EUR-Lex Access to European Union law

Back to EUR-Lex homepage

This document is an excerpt from the EUR-Lex website

Document 62015TN0741

Zaak T-741/15: Beroep ingesteld op 18 december 2015 — British Aggregates e.a./Commissie

PB C 68 van 22.2.2016, p. 38–38 (BG, ES, CS, DA, DE, ET, EL, EN, FR, HR, IT, LV, LT, HU, MT, NL, PL, PT, RO, SK, SL, FI, SV)

22.2.2016   

NL

Publicatieblad van de Europese Unie

C 68/38


Beroep ingesteld op 18 december 2015 — British Aggregates e.a./Commissie

(Zaak T-741/15)

(2016/C 068/48)

Procestaal: Engels

Partijen

Verzoekende partijen: British Aggregates Association (Lanark, Verenigd Koninkrijk), Tinney Quarries Ltd (St.
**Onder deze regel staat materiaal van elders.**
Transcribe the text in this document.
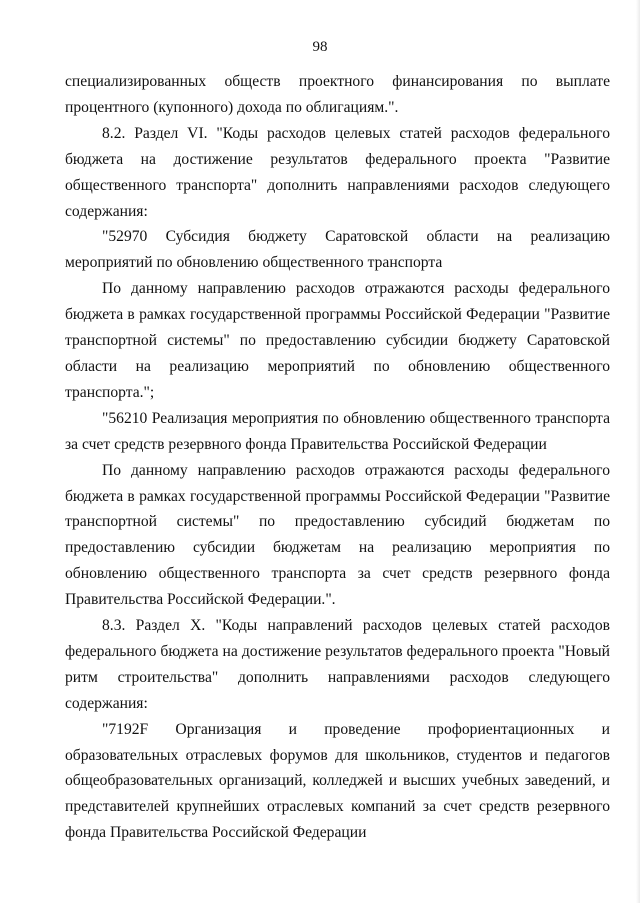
98

специализированных обществ проектного финансирования по выплате процентного (купонного) дохода по облигациям.".

8.2. Раздел VI. "Коды расходов целевых статей расходов федерального бюджета на достижение результатов федерального проекта "Развитие общественного транспорта" дополнить направлениями расходов следующего содержания:

"52970 Субсидия бюджету Саратовской области на реализацию мероприятий по обновлению общественного транспорта

По данному направлению расходов отражаются расходы федерального бюджета в рамках государственной программы Российской Федерации "Развитие транспортной системы" по предоставлению субсидии бюджету Саратовской области на реализацию мероприятий по обновлению общественного транспорта.";

"56210 Реализация мероприятия по обновлению общественного транспорта за счет средств резервного фонда Правительства Российской Федерации

По данному направлению расходов отражаются расходы федерального бюджета в рамках государственной программы Российской Федерации "Развитие транспортной системы" по предоставлению субсидий бюджетам по предоставлению субсидии бюджетам на реализацию мероприятия по обновлению общественного транспорта за счет средств резервного фонда Правительства Российской Федерации.".

8.3. Раздел X. "Коды направлений расходов целевых статей расходов федерального бюджета на достижение результатов федерального проекта "Новый ритм строительства" дополнить направлениями расходов следующего содержания:

"7192F Организация и проведение профориентационных и образовательных отраслевых форумов для школьников, студентов и педагогов общеобразовательных организаций, колледжей и высших учебных заведений, и представителей крупнейших отраслевых компаний за счет средств резервного фонда Правительства Российской Федерации
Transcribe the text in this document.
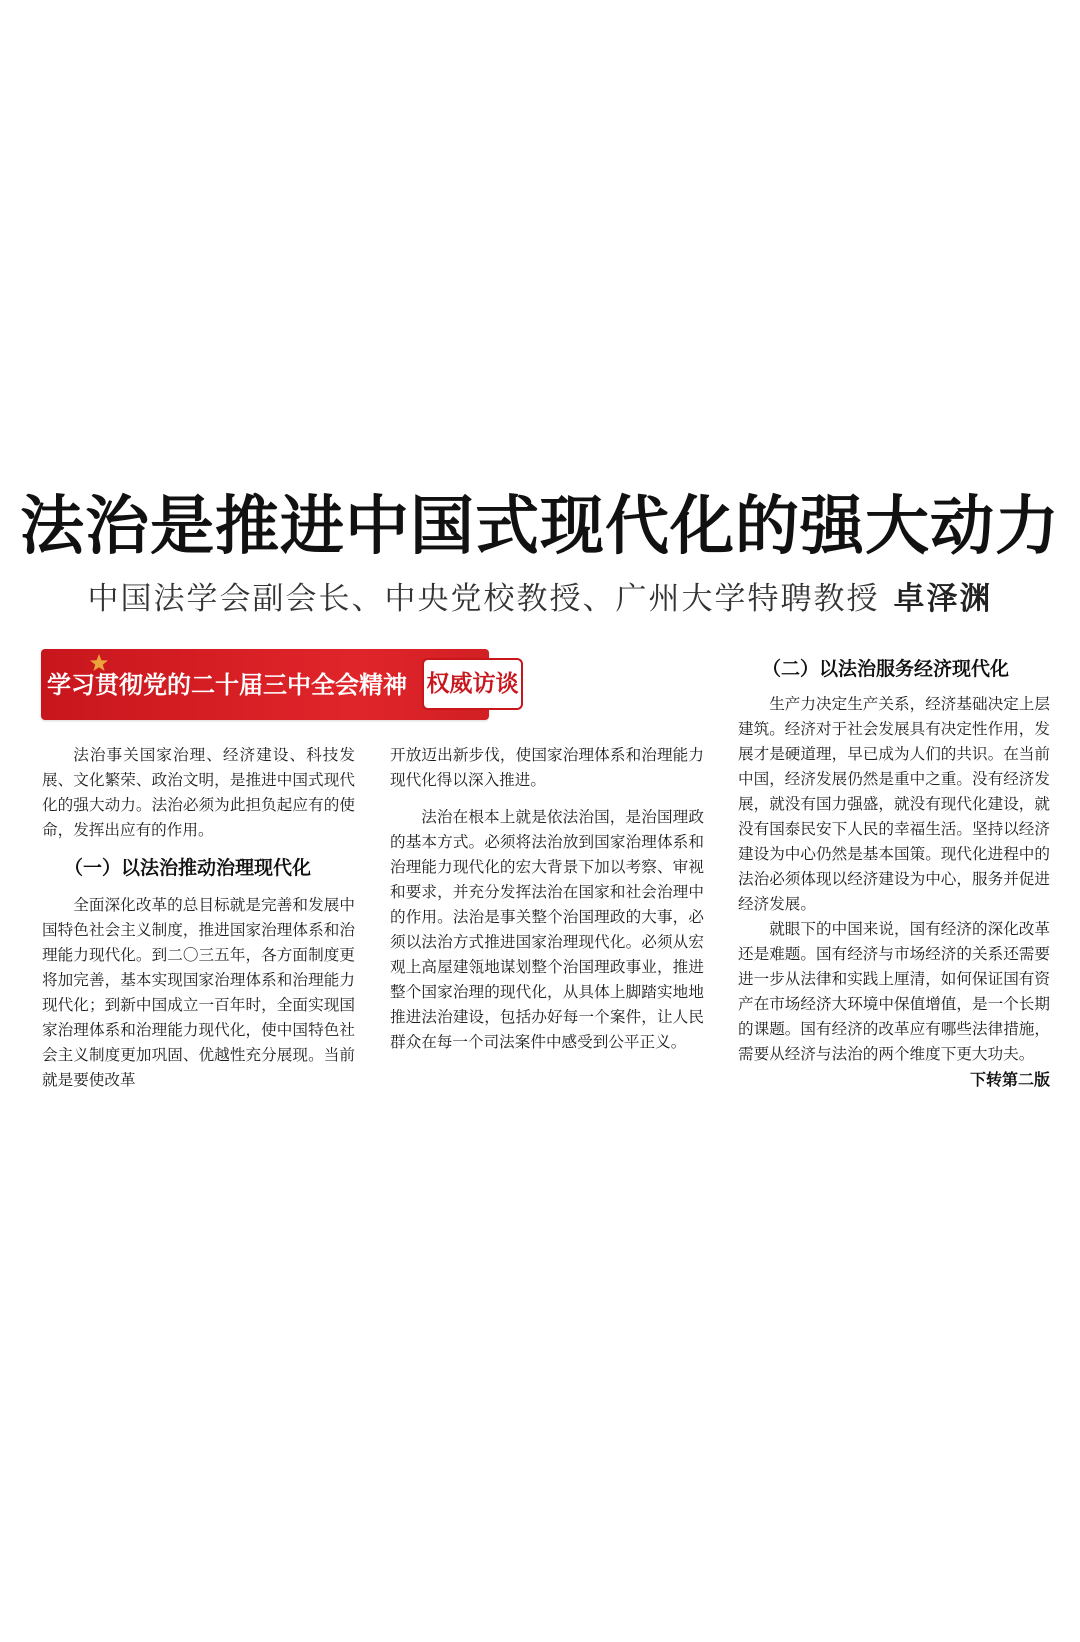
法治是推进中国式现代化的强大动力
中国法学会副会长、中央党校教授、广州大学特聘教授 卓泽渊
学习贯彻党的二十届三中全会精神 权威访谈

法治事关国家治理、经济建设、科技发展、文化繁荣、政治文明，是推进中国式现代化的强大动力。法治必须为此担负起应有的使命，发挥出应有的作用。

（一）以法治推动治理现代化

全面深化改革的总目标就是完善和发展中国特色社会主义制度，推进国家治理体系和治理能力现代化。到二〇三五年，各方面制度更将加完善，基本实现国家治理体系和治理能力现代化；到新中国成立一百年时，全面实现国家治理体系和治理能力现代化，使中国特色社会主义制度更加巩固、优越性充分展现。当前就是要使改革

开放迈出新步伐，使国家治理体系和治理能力现代化得以深入推进。

法治在根本上就是依法治国，是治国理政的基本方式。必须将法治放到国家治理体系和治理能力现代化的宏大背景下加以考察、审视和要求，并充分发挥法治在国家和社会治理中的作用。法治是事关整个治国理政的大事，必须以法治方式推进国家治理现代化。必须从宏观上高屋建瓴地谋划整个治国理政事业，推进整个国家治理的现代化，从具体上脚踏实地地推进法治建设，包括办好每一个案件，让人民群众在每一个司法案件中感受到公平正义。

（二）以法治服务经济现代化

生产力决定生产关系，经济基础决定上层建筑。经济对于社会发展具有决定性作用，发展才是硬道理，早已成为人们的共识。在当前中国，经济发展仍然是重中之重。没有经济发展，就没有国力强盛，就没有现代化建设，就没有国泰民安下人民的幸福生活。坚持以经济建设为中心仍然是基本国策。现代化进程中的法治必须体现以经济建设为中心，服务并促进经济发展。

就眼下的中国来说，国有经济的深化改革还是难题。国有经济与市场经济的关系还需要进一步从法律和实践上厘清，如何保证国有资产在市场经济大环境中保值增值，是一个长期的课题。国有经济的改革应有哪些法律措施，需要从经济与法治的两个维度下更大功夫。
下转第二版
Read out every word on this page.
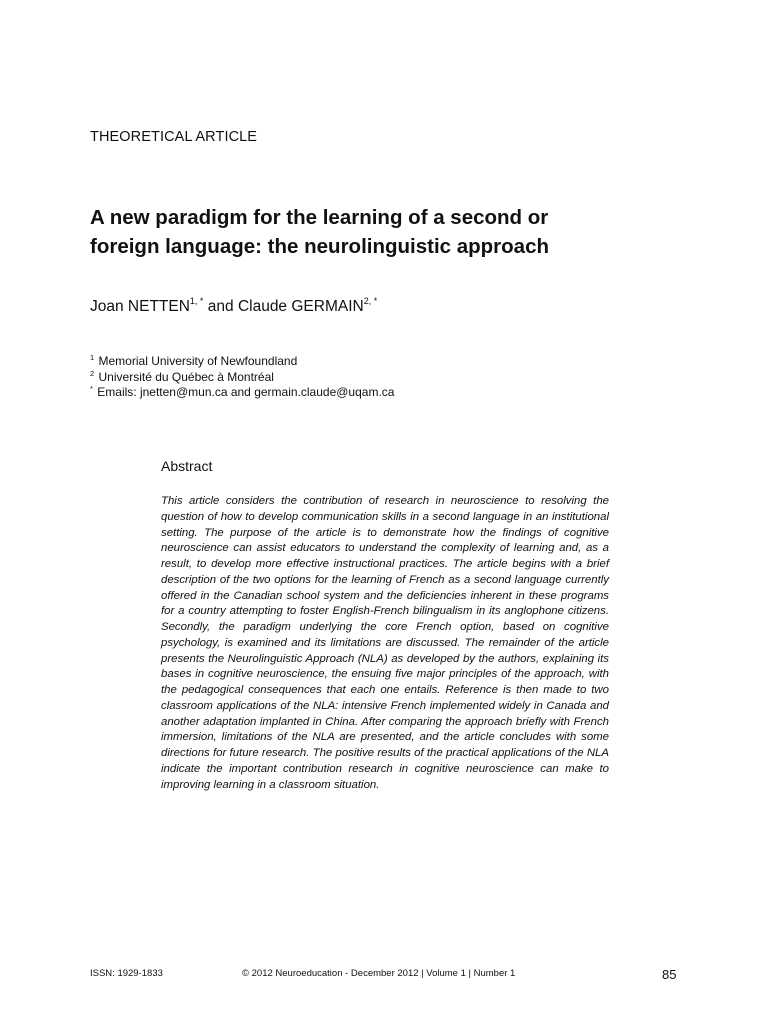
THEORETICAL ARTICLE
A new paradigm for the learning of a second or
foreign language: the neurolinguistic approach
Joan $NETTEN^{1, *}$ and Claude $GERMAIN^{2, *}$
$^1$ Memorial University of Newfoundland
$^2$ Université du Québec à Montréal
* Emails: jnetten@mun.ca and germain.claude@uqam.ca
Abstract

This article considers the contribution of research in neuroscience to resolving the question of how to develop communication skills in a second language in an institutional setting. The purpose of the article is to demonstrate how the findings of cognitive neuroscience can assist educators to understand the complexity of learning and, as a result, to develop more effective instructional practices. The article begins with a brief description of the two options for the learning of French as a second language currently offered in the Canadian school system and the deficiencies inherent in these programs for a country attempting to foster English-French bilingualism in its anglophone citizens. Secondly, the paradigm underlying the core French option, based on cognitive psychology, is examined and its limitations are discussed. The remainder of the article presents the Neurolinguistic Approach (NLA) as developed by the authors, explaining its bases in cognitive neuroscience, the ensuing five major principles of the approach, with the pedagogical consequences that each one entails. Reference is then made to two classroom applications of the NLA: intensive French implemented widely in Canada and another adaptation implanted in China. After comparing the approach briefly with French immersion, limitations of the NLA are presented, and the article concludes with some directions for future research. The positive results of the practical applications of the NLA indicate the important contribution research in cognitive neuroscience can make to improving learning in a classroom situation.

ISSN: 1929-1833	© 2012 Neuroeducation - December 2012 | Volume 1 | Number 1	85
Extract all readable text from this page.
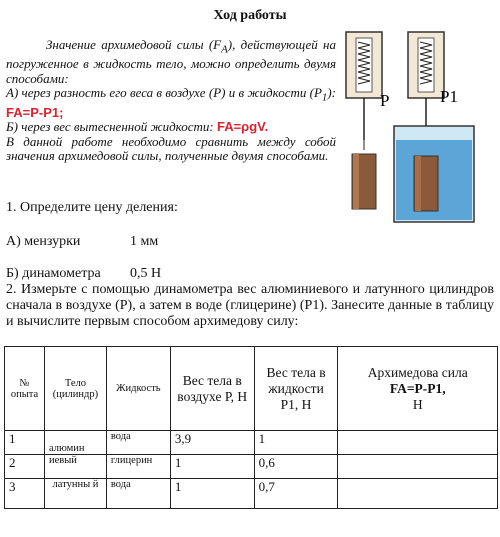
Ход работы
Значение архимедовой силы $(F_A)$, действующей на погруженное в жидкость тело, можно определить двумя способами:
А) через разность его веса в воздухе (Р) и в жидкости $(Р_1)$: FA=P-P1;
Б) через вес вытесненной жидкости: FA=ρgV.
В данной работе необходимо сравнить между собой значения архимедовой силы, полученные двумя способами.
P	P1
1. Определите цену деления:
А) мензурки	1 мм
Б) динамометра 0,5 Н
2. Измерьте с помощью динамометра вес алюминиевого и латунного цилиндров сначала в воздухе (P), а затем в воде (глицерине) (P1). Занесите данные в таблицу и вычислите первым способом архимедову силу:
№ опыта	Тело (цилиндр)	Жидкость	Вес тела в воздухе Р, Н	Вес тела в жидкости Р1, Н	Архимедова сила
FA=P-P1,
Н
1	алюмин	вода	3,9	1	
2	иевый	глицерин	1	0,6	
3	латунны й	вода	1	0,7	
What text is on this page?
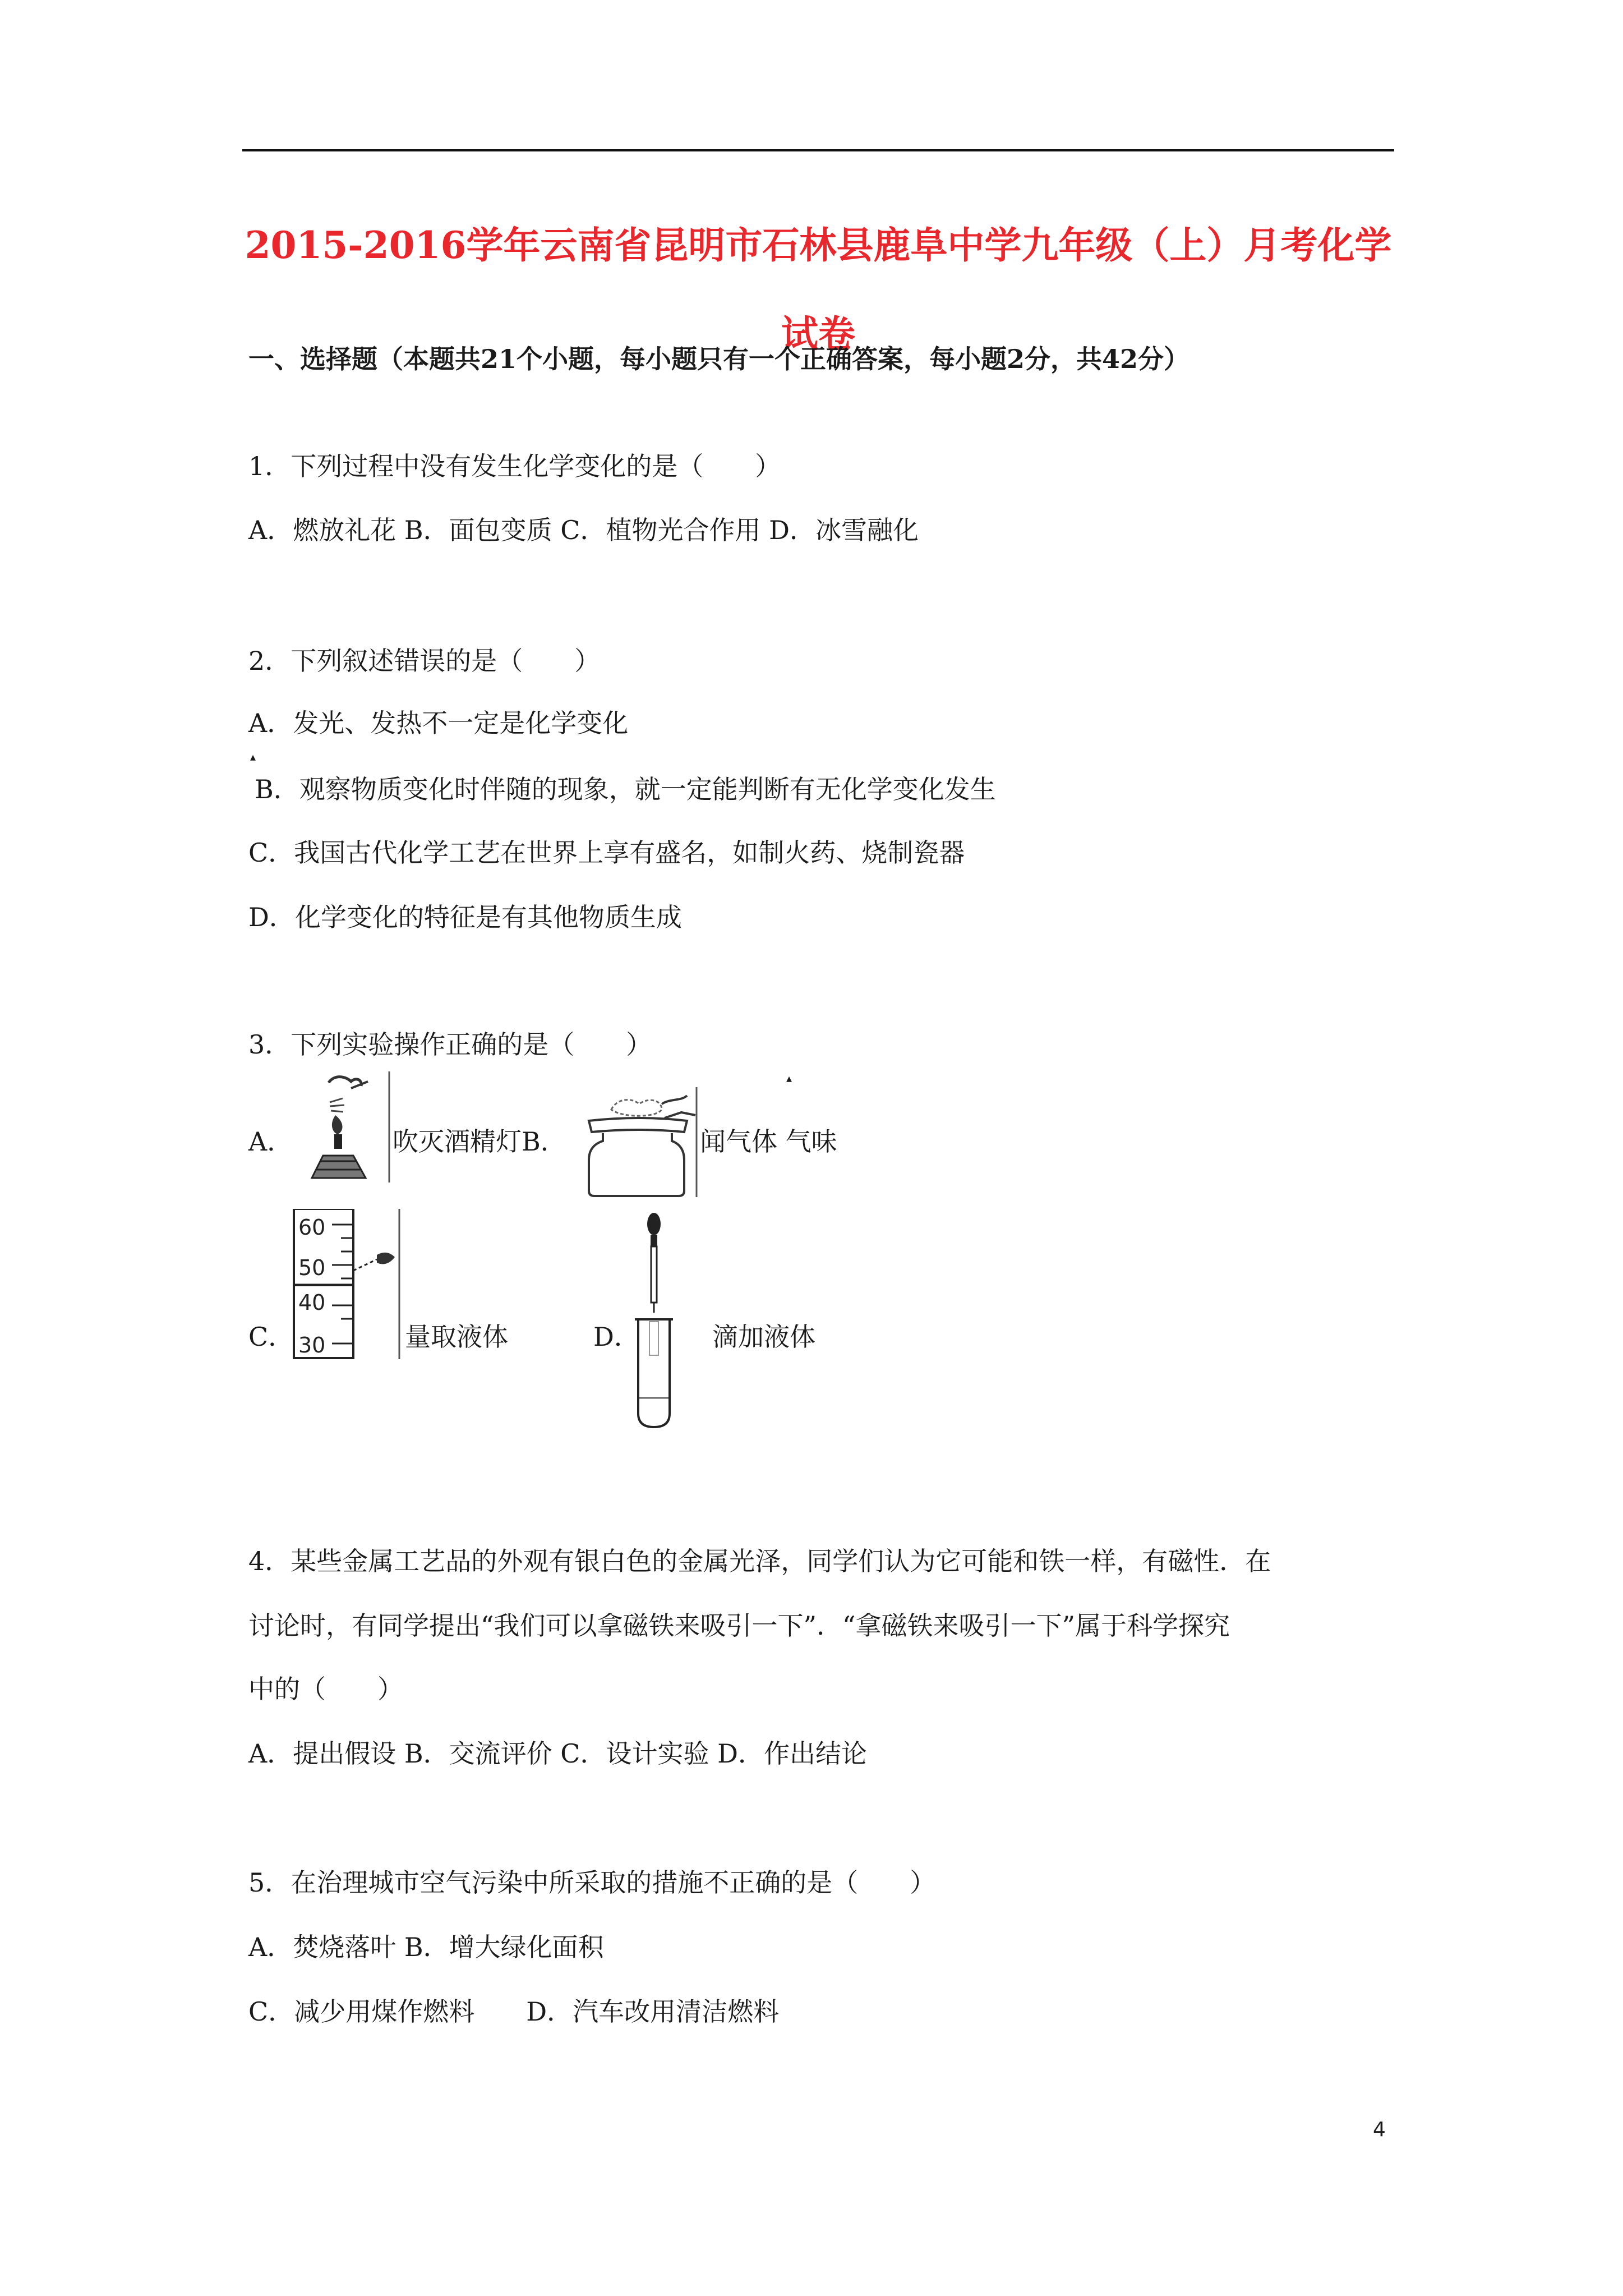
2015-2016学年云南省昆明市石林县鹿阜中学九年级（上）月考化学
试卷
一、选择题（本题共21个小题，每小题只有一个正确答案，每小题2分，共42分）
1．下列过程中没有发生化学变化的是（　　）
A．燃放礼花 B．面包变质 C．植物光合作用 D．冰雪融化
2．下列叙述错误的是（　　）
A．发光、发热不一定是化学变化
▴
B．观察物质变化时伴随的现象，就一定能判断有无化学变化发生
C．我国古代化学工艺在世界上享有盛名，如制火药、烧制瓷器
D．化学变化的特征是有其他物质生成
3．下列实验操作正确的是（　　）
▴
A．	吹灭酒精灯B．	闻气体 气味
C．
60
50
40
30	量取液体	D．	滴加液体
4．某些金属工艺品的外观有银白色的金属光泽，同学们认为它可能和铁一样，有磁性．在
讨论时，有同学提出“我们可以拿磁铁来吸引一下”．“拿磁铁来吸引一下”属于科学探究
中的（　　）
A．提出假设 B．交流评价 C．设计实验 D．作出结论
5．在治理城市空气污染中所采取的措施不正确的是（　　）
A．焚烧落叶 B．增大绿化面积
C．减少用煤作燃料　　D．汽车改用清洁燃料
4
Johnston, Ierland), MBC Quarries Ltd (Ballybofey, Ierland), Mac Sand Ltd (Stranorlar, Ierland) (vertegenwoordigers: L. Van den Hende, advocaat, en A. White, Solicitor)

Verwerende partij: Europese Commissie

Conclusies

nietigverklaring van het besluit van de Commissie van 4 augustus 2014 betreffende steunmaatregel SA.18859 (11/C) (ex 65/10 NN) ten uitvoer gelegd door het Verenigd Koninkrijk — Vrijstelling van de aggregaatheffing in Noord-Ierland (ex N 2/04), zoals bekendgemaakt in het Publicatieblad van de Europese Unie op 25 september 2015; en

verwijzing van de Commissie in de proceskosten van de verzoekende partijen.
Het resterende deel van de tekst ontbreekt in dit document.